Manntra must be one of the most polarizing bands arriving from Croatia, who people either seem to love or hate. The band’s beginnings could be traced all the way to 2007, when guitarist/vocalist Marko Matijević Sekul and bassist Zoltan Lečei formed an industrial metal band Omega Lithium. With Omega Lithium they managed to release 2 full-length albums and gain popularity outside Croatia, most notably in Germany. They toured throughout Germany and played on some of the best known German metal festivals. In 2011 Omega Lithium split-up and Manntra emerged out of the ashes. Marko and Zoltan were soon joined by a drummer Andrea Kert and around that time a second guitarist Marko Purišić also joined. They released two albums “Horizont” and “Venera”, which sounded like a continuation of Omega Lithium, albeit a bit more commercial and with some folk elements included in the music. Afterwards, Marko Purišić and Zoltan Lečei left the band and they were replaced by guitarist Boris Kolarić and bassist Danijel Šćuric, who was soon after replaced by Maja Kolarić and third guitarist Filip Majdak joined. At that time the band got noticed by German medieval rockers In Extremo, who helped the band’s breakthrough in Germany. In 2017, the band released their third album “Meridian”, which saw the band’s sound shifting towards more traditional folk metal and In Extremo’s vocalist Michael Rhein was featured on the album’s title track. Afterwards, the band toured throughout Europe (also played on Wacken Open Air) and had another line-up change with Filip Majdak leaving and Marko Purišić returning to the band. Thus, came the fourth entry in the band’s discography called “Oyka!”.
The band started a promotion of this album by applying for Croatia’s choice for the Eurovision song, on which they presented the first single from the album called “In the Shadows”. The song showcased the band’s usual modern sound combined with traditional Croatian folk music and it was a pretty good indicator of what this album will be like. Sound mixture on this album could easily bring Eluveitie to mind. However, the sound on this album shares more similarities with bands of Eluveitie’s former members Cellar Darling and Irij than it does with Eluveitie itself. The folk elements on this album are way stronger than they are on their previous records. Bagpipes and traditional Croatian choirs are used frequently throughout the album and they give the album an overall pleasant folky feel.

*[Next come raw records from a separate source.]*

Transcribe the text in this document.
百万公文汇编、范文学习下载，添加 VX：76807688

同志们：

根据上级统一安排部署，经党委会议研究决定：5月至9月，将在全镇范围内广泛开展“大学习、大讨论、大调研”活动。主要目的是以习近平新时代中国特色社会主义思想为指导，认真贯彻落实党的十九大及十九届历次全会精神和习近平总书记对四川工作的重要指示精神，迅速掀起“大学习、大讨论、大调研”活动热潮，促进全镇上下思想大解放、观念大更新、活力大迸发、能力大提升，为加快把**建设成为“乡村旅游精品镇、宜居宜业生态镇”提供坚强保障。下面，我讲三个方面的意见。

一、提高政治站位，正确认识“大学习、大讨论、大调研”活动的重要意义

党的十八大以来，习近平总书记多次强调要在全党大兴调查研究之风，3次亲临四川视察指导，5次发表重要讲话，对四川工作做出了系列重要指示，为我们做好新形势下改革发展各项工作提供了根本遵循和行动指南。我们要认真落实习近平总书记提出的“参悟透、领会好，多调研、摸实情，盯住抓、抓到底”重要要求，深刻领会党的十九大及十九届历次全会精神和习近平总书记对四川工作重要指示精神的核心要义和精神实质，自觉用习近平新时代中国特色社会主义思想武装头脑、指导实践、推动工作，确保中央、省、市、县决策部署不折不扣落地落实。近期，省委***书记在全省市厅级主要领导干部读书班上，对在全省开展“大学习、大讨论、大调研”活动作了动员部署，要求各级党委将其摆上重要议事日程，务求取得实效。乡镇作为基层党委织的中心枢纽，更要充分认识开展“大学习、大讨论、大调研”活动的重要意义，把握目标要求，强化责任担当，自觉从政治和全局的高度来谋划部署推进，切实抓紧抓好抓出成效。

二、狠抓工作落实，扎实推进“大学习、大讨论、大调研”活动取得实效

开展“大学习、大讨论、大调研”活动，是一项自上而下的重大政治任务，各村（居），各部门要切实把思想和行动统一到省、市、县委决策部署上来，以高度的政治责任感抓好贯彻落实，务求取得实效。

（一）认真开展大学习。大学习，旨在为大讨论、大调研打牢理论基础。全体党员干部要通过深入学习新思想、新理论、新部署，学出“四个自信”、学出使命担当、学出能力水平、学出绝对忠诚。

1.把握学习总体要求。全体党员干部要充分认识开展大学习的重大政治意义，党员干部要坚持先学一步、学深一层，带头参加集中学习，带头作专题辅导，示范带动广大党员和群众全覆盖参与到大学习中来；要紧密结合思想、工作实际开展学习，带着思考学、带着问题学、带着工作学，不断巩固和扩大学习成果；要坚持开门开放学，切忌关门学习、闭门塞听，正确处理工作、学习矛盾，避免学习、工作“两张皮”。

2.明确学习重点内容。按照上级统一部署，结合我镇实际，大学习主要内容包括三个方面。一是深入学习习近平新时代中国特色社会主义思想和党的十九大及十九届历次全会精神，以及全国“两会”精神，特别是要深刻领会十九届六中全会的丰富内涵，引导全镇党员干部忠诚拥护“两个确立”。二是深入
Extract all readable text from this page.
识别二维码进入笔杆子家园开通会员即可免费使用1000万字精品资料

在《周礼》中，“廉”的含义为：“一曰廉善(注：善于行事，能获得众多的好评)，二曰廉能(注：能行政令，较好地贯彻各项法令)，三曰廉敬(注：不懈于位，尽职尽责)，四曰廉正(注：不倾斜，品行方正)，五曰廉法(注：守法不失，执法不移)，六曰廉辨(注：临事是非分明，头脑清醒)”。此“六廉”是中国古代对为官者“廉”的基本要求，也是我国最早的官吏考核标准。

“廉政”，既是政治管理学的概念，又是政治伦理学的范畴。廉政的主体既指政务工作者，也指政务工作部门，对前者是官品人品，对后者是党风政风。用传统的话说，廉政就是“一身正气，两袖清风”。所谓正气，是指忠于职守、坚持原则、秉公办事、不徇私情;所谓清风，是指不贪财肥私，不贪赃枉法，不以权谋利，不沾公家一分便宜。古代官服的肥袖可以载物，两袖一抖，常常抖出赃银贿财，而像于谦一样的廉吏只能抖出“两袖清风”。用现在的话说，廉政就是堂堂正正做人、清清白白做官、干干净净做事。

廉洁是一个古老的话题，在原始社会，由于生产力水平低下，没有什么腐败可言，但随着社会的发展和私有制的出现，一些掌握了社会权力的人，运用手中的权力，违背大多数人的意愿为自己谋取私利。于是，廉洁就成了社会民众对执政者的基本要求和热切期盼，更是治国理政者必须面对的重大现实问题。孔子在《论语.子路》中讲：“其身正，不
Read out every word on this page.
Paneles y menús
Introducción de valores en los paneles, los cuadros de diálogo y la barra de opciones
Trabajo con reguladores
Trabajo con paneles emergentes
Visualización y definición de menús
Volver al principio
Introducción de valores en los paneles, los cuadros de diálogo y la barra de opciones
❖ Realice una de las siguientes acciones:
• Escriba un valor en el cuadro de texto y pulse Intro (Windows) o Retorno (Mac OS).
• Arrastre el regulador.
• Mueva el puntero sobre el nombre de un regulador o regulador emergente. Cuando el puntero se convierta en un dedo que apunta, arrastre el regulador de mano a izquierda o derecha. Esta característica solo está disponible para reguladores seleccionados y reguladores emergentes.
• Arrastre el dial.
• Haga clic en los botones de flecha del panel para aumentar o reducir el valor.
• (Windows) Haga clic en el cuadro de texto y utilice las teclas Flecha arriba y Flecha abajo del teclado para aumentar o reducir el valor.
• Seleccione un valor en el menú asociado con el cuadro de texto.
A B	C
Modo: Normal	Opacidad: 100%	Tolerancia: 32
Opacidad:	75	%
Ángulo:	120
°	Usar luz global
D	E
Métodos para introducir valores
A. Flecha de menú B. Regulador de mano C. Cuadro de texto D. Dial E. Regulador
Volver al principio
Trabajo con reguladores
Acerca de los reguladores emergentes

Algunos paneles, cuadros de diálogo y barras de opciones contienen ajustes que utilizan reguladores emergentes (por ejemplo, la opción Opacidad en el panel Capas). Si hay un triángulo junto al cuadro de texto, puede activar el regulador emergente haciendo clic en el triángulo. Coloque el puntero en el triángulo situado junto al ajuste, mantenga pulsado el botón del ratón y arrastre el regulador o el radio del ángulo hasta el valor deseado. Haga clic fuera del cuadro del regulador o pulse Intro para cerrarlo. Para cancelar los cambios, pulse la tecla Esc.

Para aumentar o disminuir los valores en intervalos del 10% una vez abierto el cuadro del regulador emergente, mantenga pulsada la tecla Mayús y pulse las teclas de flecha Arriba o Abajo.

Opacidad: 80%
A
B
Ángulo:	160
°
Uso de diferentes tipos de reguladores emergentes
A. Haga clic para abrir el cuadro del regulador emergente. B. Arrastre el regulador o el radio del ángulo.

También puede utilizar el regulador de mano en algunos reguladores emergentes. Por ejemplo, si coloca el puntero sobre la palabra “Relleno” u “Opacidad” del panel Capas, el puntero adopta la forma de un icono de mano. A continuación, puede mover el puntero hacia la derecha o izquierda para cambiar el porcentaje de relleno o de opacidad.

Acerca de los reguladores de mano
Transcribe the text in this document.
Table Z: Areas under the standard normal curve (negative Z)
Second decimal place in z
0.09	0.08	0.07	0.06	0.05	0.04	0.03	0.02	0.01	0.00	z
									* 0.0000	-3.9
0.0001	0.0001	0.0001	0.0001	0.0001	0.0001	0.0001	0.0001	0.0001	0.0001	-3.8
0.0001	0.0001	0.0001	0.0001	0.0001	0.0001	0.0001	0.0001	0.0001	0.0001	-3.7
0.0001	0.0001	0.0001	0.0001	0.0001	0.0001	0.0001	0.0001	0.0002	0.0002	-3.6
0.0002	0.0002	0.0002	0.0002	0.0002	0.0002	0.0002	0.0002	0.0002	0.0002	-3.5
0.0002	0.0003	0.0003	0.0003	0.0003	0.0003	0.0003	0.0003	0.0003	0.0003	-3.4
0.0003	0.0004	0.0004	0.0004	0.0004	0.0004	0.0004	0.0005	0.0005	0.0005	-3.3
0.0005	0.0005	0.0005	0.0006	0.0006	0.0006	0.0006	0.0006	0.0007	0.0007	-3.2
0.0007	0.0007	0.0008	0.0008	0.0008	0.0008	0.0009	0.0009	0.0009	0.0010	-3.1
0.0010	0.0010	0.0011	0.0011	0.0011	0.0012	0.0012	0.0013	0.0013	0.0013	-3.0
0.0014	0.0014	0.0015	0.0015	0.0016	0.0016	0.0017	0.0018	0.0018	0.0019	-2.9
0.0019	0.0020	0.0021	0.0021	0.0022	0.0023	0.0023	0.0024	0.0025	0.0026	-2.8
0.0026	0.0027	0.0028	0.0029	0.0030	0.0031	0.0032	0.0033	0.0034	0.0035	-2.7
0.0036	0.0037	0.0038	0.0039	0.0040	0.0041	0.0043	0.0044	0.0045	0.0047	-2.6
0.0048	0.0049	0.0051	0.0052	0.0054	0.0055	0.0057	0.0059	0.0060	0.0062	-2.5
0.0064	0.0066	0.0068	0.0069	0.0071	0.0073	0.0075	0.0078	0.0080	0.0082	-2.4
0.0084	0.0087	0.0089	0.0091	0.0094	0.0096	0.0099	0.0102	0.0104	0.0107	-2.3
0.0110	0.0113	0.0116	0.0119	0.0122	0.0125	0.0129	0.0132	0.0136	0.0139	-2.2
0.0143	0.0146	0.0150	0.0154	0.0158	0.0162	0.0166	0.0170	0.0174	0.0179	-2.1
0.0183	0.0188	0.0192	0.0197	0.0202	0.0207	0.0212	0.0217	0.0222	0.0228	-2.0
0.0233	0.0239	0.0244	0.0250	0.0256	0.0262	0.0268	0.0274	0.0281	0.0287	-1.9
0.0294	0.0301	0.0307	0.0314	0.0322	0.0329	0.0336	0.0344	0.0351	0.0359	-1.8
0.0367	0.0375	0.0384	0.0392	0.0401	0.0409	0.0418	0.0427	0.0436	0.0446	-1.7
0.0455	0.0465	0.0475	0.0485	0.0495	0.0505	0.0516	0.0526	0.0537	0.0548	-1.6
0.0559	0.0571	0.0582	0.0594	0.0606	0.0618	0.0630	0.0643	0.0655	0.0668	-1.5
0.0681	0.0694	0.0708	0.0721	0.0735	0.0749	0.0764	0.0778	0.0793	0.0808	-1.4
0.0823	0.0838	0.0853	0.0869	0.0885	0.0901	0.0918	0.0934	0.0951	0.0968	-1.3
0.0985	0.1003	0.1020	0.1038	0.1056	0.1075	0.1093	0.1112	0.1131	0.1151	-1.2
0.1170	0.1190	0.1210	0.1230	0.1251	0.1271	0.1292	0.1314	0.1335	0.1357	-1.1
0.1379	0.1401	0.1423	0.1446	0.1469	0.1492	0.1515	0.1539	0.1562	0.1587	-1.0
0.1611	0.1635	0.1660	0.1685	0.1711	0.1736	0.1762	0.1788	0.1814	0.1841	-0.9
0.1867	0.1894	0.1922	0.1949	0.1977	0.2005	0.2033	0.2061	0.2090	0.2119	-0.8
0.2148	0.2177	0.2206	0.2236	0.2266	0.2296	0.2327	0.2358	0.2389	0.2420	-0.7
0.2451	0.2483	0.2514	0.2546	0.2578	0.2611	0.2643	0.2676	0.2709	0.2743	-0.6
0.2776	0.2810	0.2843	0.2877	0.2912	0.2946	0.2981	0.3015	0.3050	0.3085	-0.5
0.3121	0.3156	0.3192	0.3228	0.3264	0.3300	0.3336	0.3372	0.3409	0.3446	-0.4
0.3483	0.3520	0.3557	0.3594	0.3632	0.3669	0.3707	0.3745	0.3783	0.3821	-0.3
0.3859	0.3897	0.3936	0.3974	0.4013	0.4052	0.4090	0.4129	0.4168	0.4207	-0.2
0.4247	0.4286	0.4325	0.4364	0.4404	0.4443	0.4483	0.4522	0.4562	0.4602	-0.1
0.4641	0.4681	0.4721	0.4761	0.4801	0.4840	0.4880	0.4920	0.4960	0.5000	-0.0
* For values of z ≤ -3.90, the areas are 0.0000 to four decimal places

Another noteworthy fact is that on this album the lyrics are mostly in English, while on the previous albums the lyrics were completely in Croatian. There is even one song completely sung in German called Murter, which features the band’s more and more frequent collaborator Michael Rhein. For those who don’t understand German, there is also a Croatian version of this song on the album, no English version though. This track also features one of the band’s first attempts at a guitar solo. The other track that features a guitar solo is “Fire in the Sky”, which is quite possibly the best song on the album. The song also features the band’s first attempt at growling. However, due to the fact that Marko has naturally raspy vocals the attempt comes across as barely noticeable.
The band’s biggest weakness might easily be Marko’s vocals. His raspy vocal style is not the one that sits well with everybody, but on this album it doesn’t really harm the songs in any way. It is not the strongest vocal performance captured on a record, but it is ok. The other thing which might be considered a weakness are the lyrics, which vary a lot in quality. For example, we have “Rakhia”, a typically folk metal party song stylistically reminiscent of Alestorm, which works well on the musical level. But on the lyrical level not so much because the lyrics of this song are problematic to say the least. On the other hand, we have a semi-ballad “Everlasting”, which has some of the best lyrics this band has ever written and offers some very good storytelling.
This album shows the band experimenting with many new ideas, of which some work better while other not so well. The band has made some noticeable improvements compared to their previous releases. There are still things the band could improve upon, but overall this is a very solid record. It is a very fun listening experience, which every folk metal fan could easily find enjoyable. So I personally recommend checking out this album if you are a folk metal fan. Even if you are not, check it out anyway because you still might find something for yourself to enjoy.